MaskAfter years of slaving away at your job, you may view a promotion to management as a major award, but management isn’t just a destination; it’s a journey. Management is a skill in its own right, and, like any skill, some people have a natural aptitude for it, but it still takes work and practice to get it right.

There is nothing wrong with the realization that you can’t or don’t want to manage. Ultimately, it will save you, your coworkers, and your company a lot of time and resources. Here are some signs that management isn’t the way to go:

  • You are easily influenced and/or controlled.

Management involves some tough decisions. If you’re a people-pleaser, this may not be a good fit. What may have made you excel in a service position — such as the ability to make everyone happy — can actually be a detriment in a management position. If someone like this is promoted, they often have trouble prioritizing, making tough calls, and realizing they can’t please everyone.

  • You are dependent on regular feedback from others.

Managers give feedback and do the supervising, not the other way around. If you can’t work independently and need constant praise or input on your work, you are not ready to manage yourself, much less others.

  • You are too rigid in your approach to your job.

If you can’t go with the flow and make some quick adjustments and accommodations, then management will stress you out almost every day. There are a seemingly infinite number of variables that make it impossible to plan your day or project as precisely as you might like. An effective manager must read the situation and adjust their style accordingly. A lack of flexibility will keep you from evolving within a dynamic environment — and in the corporate world, it is change or die. A rigid person will not be successful.

  • You can’t hide your emotions well.

One day, an employee you hate will need to be fired; smiling in that meeting would be inappropriate. One day, an employee you love will get laid off; crying in that meeting would be unprofessional. In between, there will be many more awkward moments where you will need to hold it together and remain composed. If you can’t do this, management may not be for you.

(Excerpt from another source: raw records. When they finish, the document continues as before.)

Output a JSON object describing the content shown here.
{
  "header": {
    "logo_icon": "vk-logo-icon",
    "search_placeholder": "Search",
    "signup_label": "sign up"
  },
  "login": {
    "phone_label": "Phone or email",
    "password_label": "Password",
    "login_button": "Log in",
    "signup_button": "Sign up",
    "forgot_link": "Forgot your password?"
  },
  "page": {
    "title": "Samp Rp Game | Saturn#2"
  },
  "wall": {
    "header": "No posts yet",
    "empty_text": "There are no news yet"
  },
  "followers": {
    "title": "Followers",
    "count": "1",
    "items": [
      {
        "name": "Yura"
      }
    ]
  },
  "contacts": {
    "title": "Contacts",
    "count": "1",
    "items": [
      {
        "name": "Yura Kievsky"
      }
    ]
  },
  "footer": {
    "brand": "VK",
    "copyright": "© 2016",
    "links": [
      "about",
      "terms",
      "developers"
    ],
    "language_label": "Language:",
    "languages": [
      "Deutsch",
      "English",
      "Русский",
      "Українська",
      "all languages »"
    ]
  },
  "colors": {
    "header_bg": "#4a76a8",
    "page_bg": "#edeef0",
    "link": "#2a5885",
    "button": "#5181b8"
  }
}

  • You are a control freak.

Good managers set people up for success by giving them all the skills and training that they need in order to do their jobs and then backing away to let them do it. They don’t revel in taking the credit; they allow their subordinates to control their actions and get the glory.

Bad managers get frustrated and do the job themselves. They micromanage. They fail to delegate. They take on too much because they can’t let go of anything. They don’t see the big picture because they are focused on making sure everything is impossibly perfect. This is a recipe for disaster.

The above characteristics are typical in individuals who do poorly in management positions. These qualities don’t necessarily doom someone to the bottom rungs forever, but they should act as starting points for changing one’s behaviors — if they aspire to management, that is.